This Docker image helps to run the Spark in a cluster mode with a master and variable slave (worker) nodes.
- Setup Docker and docker-compose first
- Build the image using included Dockerfile
docker-compose build
- Spin up a Spark cluster with 1 master and 2 slaves (as an example)

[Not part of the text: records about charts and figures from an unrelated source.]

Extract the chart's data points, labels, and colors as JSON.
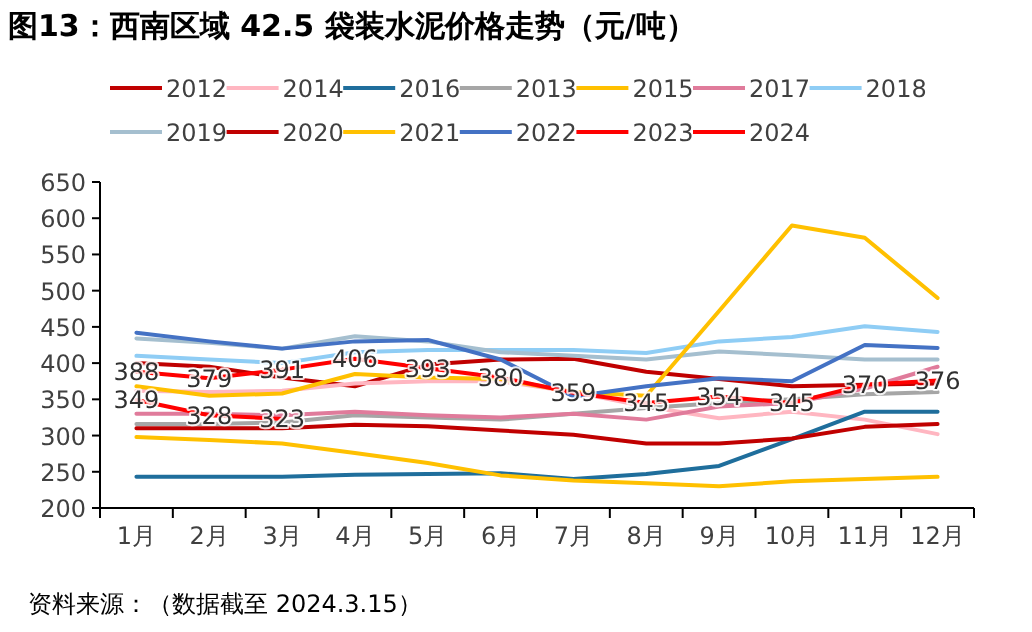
{
  "chart_data": {
    "type": "line",
    "title": "图13：西南区域 42.5 袋装水泥价格走势（元/吨）",
    "annotations": [
      "资料来源：（数据截至 2024.3.15）"
    ],
    "categories": [
      "1月",
      "2月",
      "3月",
      "4月",
      "5月",
      "6月",
      "7月",
      "8月",
      "9月",
      "10月",
      "11月",
      "12月"
    ],
    "ylim": [
      200,
      650
    ],
    "yticks": [
      200,
      250,
      300,
      350,
      400,
      450,
      500,
      550,
      600,
      650
    ],
    "legend": "top",
    "grid": false,
    "line_style": "solid",
    "series": [
      {
        "name": "2012",
        "color": "#c00000",
        "values": [
          400,
          395,
          380,
          368,
          398,
          405,
          406,
          388,
          378,
          368,
          370,
          372
        ]
      },
      {
        "name": "2014",
        "color": "#ffb6c1",
        "values": [
          362,
          360,
          362,
          372,
          375,
          375,
          360,
          340,
          324,
          333,
          322,
          302
        ]
      },
      {
        "name": "2016",
        "color": "#1f6e9c",
        "values": [
          243,
          243,
          243,
          246,
          247,
          248,
          240,
          247,
          258,
          295,
          333,
          333
        ]
      },
      {
        "name": "2013",
        "color": "#a6a6a6",
        "values": [
          316,
          316,
          318,
          328,
          325,
          322,
          330,
          338,
          345,
          350,
          357,
          360
        ]
      },
      {
        "name": "2015",
        "color": "#ffc000",
        "values": [
          298,
          294,
          289,
          276,
          262,
          245,
          238,
          234,
          230,
          237,
          240,
          243
        ]
      },
      {
        "name": "2017",
        "color": "#e07b9b",
        "values": [
          330,
          330,
          328,
          333,
          328,
          325,
          330,
          322,
          340,
          345,
          365,
          395
        ]
      },
      {
        "name": "2018",
        "color": "#8fcdf5",
        "values": [
          410,
          405,
          400,
          415,
          418,
          418,
          418,
          414,
          430,
          436,
          451,
          443
        ]
      },
      {
        "name": "2019",
        "color": "#a5bfcf",
        "values": [
          434,
          428,
          420,
          437,
          430,
          415,
          410,
          405,
          416,
          411,
          405,
          405
        ]
      },
      {
        "name": "2020",
        "color": "#c00000",
        "values": [
          310,
          310,
          310,
          315,
          313,
          307,
          301,
          289,
          289,
          296,
          312,
          316
        ]
      },
      {
        "name": "2021",
        "color": "#ffc000",
        "values": [
          368,
          355,
          358,
          385,
          380,
          378,
          360,
          355,
          472,
          590,
          573,
          490
        ]
      },
      {
        "name": "2022",
        "color": "#4472c4",
        "values": [
          442,
          430,
          420,
          430,
          432,
          405,
          354,
          368,
          379,
          375,
          425,
          421
        ]
      },
      {
        "name": "2023",
        "color": "#ff0000",
        "values": [
          388,
          379,
          391,
          406,
          393,
          380,
          359,
          345,
          354,
          345,
          370,
          376
        ],
        "value_labels": [
          "388",
          "379",
          "391",
          "406",
          "393",
          "380",
          "359",
          "345",
          "354",
          "345",
          "370",
          "376"
        ]
      },
      {
        "name": "2024",
        "color": "#ff0000",
        "values": [
          349,
          328,
          323,
          null,
          null,
          null,
          null,
          null,
          null,
          null,
          null,
          null
        ],
        "value_labels": [
          "349",
          "328",
          "323",
          null,
          null,
          null,
          null,
          null,
          null,
          null,
          null,
          null
        ]
      }
    ]
  }
}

docker-compose up --scale master=1 --scale slave=2
- Verify that the cluster is running by going to http://docker-machine-ip:8080. Note: if you are running Docker on OS X or Windows, replace localhost with the docker host VM IP address. You can get the IP address by running
docker-machine ip
. - Verify that Jupyter notebook server is running by going to http://docker-machine-ip:8888
- Destroy the cluster
docker-compose down
import pyspark
conf = pyspark.SparkConf()
conf.setMaster("spark://<docker machine IP>:7077")
conf.setAppName('test')
sc = pyspark.SparkContext(conf=conf)
rdd = sc.parallelize(range(100))
print(rdd.reduce(lambda x,y: x+y))
Need to add support for the following components:
- Scala
- PySpark
- HDFS
- Zeppelin
- Jupyter
- Instructions on setting up in Azure/AWS with Docker Swarm
- Run containers in some kind of process manager